Who needs barn cats anyway?


Well, I do!

Here are some reasons to keep barn cats;

  • They make great friends to the farmer and the flock
  • They eat bugs
  • They make great exterminators
  • They save you money
  • They make the barn a happier place
  • They are low maintenance
  • It gives an orphaned cat a home

Having sheep requires choring twice a day.  When I chore, it is at a much slower pace than when my husband chores.  I talk to the animals, hold each of the 5 barn cats, I used to hold the dog (though he is getting far too big and heavy now) as well as having a slow, casual inspection of each of the sheep to make sure everyone is happy and chewing their cud.

I love the cats and having friendly and lovable kittens is an important part of my farm life! 

Barn Cats


We have discovered that 4 barn cats is the right number for our barn, to keep the mouse and rat problems at bay.

In the fall of 2018 we lost our beloved Stan (pictured above on the left).  He was bitten by a raccoon.  My poor boy!  In November 2018 we welcomed 2 new kittens, Rico and Phyllis.  Both males.  I had told my family that when we got new kittens I was naming one Phyllis.  And I did.

We get kittens in the winter time, so they stay in the barn where it is warm.  Our cats are fed cat food and always have fresh water.  They have been vaccinated and spayed/neutered.  

Our flock of barn cats now consist of;

  • Earl
  • Muffin
  • Bailey
  • Rico
  • Phyllis

Our barn is rodent and disease-free because of our cat health protocol.

Always spay/neuter!


I will tell you that we tried to adopt through the OSPCA (Ontario Society for the Prevention of Cruelty to Animals) back in 2014 when we were looking for 2 more cats and were DECLINED because we wanted to keep them in the barn.  I was furious!  
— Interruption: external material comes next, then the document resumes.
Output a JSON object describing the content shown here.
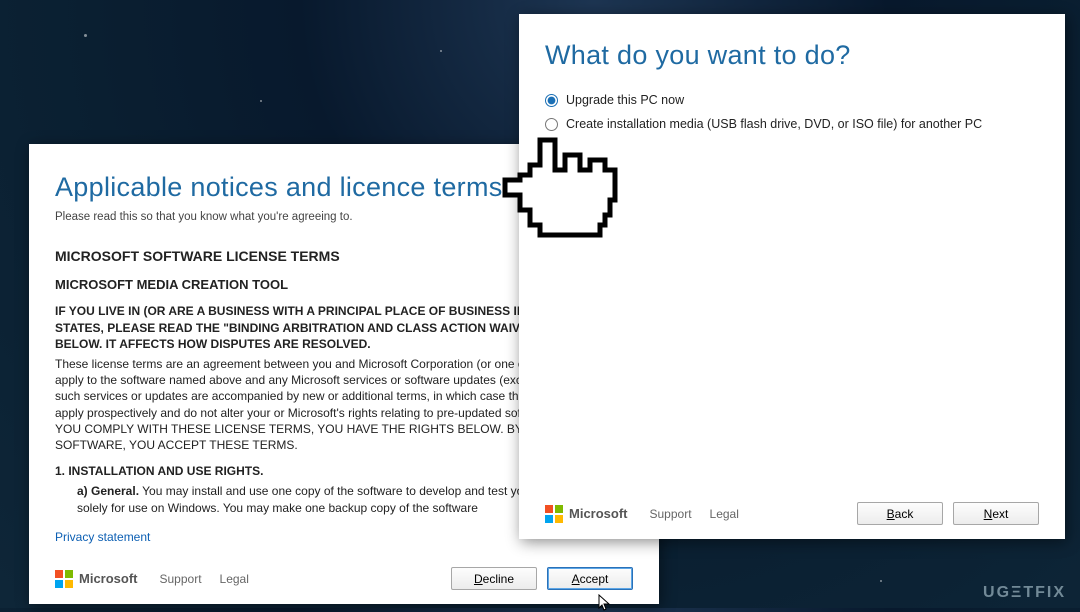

Our barn is a warm, happy place and the cats are well fed and loved.  Update -  since about 2016 they have changed their policy and many SPCAs have a Barn Cat Adoption Program.

All of our cats have been spayed/neutered and vaccinated.  Although the neighbours joke that we have the most expensive barn cats around, cats that are fixed and tend to wander less and have less disease than their unneutered counterparts.

In March 2019, our local OSPCA began a low cost, high volume spay neuter program.  Versus our veterinarian office, we have saved over $100/each with the neuter of our new Livestock Guardian dog and 2 newest barn kittens (late 2018).